Hong develops and applies causal inference theories and methods for evaluating educational and social policies and programs in multi-level, longitudinal settings. Her work is currently focused on developing concepts and methods for analyzing causal mediation mechanisms, for revealing spillover effects, and for conducting sensitivity analysis. She has received research funding from the National Science Foundation (NSF), the Institute of Education Sciences (IES) of the U.S. Department of Education, the William T Grant Foundation, the Spencer Foundation, and the Social Sciences and Humanities Research Council (SSHRC) of Canada. She leads an NSF Summer Institute in Advanced Research Methods for Science, Technology, Engineering, and Mathematics Education Research (SIARM for STEM) from 2020-2024.

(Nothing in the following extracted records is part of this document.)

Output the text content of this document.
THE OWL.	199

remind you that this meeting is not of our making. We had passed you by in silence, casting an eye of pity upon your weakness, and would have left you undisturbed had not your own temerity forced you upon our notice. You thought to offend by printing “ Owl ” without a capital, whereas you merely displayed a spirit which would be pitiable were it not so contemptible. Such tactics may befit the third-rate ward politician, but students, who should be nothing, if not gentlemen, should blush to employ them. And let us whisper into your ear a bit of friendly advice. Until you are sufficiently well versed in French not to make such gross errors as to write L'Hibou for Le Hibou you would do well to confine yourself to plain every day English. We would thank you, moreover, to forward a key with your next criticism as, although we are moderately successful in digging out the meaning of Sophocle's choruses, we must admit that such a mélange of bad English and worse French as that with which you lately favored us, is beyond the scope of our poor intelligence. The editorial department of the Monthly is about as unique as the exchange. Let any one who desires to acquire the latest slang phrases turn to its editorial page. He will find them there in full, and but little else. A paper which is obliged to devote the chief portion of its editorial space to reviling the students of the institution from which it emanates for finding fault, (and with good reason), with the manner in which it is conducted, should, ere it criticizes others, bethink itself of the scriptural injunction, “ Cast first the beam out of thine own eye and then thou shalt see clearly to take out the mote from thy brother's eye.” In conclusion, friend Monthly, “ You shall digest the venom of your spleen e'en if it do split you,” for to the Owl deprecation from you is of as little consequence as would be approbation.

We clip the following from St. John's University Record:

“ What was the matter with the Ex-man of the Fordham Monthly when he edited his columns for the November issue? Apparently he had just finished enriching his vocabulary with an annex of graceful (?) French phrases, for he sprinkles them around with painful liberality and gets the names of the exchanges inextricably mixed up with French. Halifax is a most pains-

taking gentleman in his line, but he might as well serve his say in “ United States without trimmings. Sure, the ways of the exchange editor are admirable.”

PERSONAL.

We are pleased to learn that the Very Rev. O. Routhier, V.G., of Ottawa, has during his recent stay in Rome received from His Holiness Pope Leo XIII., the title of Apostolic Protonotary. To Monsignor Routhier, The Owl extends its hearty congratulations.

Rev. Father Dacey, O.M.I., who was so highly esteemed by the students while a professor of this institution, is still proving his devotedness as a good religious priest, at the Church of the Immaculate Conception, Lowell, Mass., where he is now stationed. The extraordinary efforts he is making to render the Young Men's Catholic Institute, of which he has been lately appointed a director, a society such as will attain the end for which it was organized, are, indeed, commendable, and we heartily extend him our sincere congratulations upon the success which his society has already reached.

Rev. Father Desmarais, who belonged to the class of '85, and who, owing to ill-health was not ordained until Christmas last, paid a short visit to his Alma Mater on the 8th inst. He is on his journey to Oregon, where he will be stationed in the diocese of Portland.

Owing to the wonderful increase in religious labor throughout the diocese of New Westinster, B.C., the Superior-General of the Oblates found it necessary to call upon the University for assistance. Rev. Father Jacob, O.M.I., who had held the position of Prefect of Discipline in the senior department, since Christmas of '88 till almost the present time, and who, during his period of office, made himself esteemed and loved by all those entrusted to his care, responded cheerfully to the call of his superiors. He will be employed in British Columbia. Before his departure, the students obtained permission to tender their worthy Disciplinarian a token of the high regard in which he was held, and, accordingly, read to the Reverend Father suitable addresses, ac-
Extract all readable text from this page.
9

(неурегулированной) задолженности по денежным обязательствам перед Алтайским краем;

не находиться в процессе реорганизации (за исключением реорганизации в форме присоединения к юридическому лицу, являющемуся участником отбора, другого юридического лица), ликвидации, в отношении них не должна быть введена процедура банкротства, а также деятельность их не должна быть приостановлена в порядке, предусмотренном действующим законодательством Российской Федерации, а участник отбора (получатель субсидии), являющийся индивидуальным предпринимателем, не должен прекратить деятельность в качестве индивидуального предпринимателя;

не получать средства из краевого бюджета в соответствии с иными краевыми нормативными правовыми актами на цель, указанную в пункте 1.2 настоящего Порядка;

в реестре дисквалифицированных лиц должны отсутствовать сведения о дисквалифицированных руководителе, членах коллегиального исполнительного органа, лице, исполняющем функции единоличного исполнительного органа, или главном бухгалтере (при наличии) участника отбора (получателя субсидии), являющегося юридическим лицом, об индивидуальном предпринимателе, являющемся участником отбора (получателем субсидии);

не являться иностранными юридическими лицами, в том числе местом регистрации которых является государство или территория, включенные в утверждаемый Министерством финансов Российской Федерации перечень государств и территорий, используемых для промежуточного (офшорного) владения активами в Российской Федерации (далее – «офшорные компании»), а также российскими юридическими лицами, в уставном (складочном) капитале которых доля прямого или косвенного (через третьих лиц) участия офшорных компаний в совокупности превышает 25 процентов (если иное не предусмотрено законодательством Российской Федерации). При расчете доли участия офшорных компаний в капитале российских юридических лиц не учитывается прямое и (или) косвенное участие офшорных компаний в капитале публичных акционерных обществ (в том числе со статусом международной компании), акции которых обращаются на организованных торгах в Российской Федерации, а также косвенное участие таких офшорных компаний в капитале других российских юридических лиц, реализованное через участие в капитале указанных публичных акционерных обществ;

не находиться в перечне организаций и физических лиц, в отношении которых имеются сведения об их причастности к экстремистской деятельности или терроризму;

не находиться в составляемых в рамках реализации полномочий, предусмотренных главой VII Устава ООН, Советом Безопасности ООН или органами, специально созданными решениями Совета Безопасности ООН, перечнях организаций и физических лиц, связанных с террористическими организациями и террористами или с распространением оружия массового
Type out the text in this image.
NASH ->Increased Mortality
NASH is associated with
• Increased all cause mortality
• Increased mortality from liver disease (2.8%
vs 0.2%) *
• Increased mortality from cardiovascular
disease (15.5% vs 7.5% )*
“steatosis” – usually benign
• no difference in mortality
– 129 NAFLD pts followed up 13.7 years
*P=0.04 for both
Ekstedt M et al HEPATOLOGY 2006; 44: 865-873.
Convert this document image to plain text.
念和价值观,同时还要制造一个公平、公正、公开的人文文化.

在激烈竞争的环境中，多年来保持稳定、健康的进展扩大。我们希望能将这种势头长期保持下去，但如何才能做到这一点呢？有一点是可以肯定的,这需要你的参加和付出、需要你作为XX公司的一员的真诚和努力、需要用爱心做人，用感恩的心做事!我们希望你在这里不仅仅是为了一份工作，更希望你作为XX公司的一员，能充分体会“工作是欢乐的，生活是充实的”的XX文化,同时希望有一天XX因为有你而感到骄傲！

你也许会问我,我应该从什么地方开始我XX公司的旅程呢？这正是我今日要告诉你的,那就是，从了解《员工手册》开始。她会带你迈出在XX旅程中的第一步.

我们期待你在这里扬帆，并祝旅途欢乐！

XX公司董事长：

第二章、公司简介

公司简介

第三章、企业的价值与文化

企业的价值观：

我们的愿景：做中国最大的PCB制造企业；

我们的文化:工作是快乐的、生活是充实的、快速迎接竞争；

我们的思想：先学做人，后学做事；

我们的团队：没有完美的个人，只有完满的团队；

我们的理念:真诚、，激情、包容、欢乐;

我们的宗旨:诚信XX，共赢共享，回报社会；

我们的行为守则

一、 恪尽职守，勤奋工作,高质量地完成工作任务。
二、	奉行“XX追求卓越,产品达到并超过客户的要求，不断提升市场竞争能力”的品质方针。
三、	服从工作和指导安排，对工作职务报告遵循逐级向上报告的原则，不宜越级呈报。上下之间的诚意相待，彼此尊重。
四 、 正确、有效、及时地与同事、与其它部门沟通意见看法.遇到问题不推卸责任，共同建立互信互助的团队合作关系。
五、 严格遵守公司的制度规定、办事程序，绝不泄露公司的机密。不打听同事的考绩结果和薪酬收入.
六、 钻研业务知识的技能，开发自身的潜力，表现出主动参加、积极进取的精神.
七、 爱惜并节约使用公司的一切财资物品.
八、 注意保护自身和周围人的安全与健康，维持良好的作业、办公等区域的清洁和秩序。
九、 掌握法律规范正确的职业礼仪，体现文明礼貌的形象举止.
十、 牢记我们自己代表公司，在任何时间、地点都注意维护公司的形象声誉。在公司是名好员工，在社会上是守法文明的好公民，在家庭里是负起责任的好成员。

Her research monograph “Causality in a social world: Moderation, mediation, and spill-over” was published by John Wiley & Sons in July 2015. Her other publications have appeared in leading journals in statistics, education, and psychology including the Journal of the Royal Statistical Society, the Journal of the American Statistical Association, the Journal of Educational and Behavioral Statistics, the Journal of Policy Analysis and Management, Educational Evaluation and Policy Analysis, the Journal of Research on Educational Effectiveness, Psychological Methods, and Developmental Psychology, among others. She was Guest Editor for the Journal of Research on Educational Effectiveness special issue on the statistical approaches to studying mediator effects in education research published in 2012. She has been elected to serve on the Editorial Boards of a number of journals.
Hong received a 2002 AERA Dissertation Grant, a 2003 Joint Statistical Meetings Student Paper Competition Award, a 2003 Spencer Dissertation Fellowship, a 2005 AERA Division D Outstanding Dissertation Award, a 2006 National Academy of Education/Spencer Postdoctoral Fellowship, a 2009-2014 William T. Grant Foundation Scholars Award, and a John Simon Guggenheim Memorial Foundation Fellowship in 2021-2022.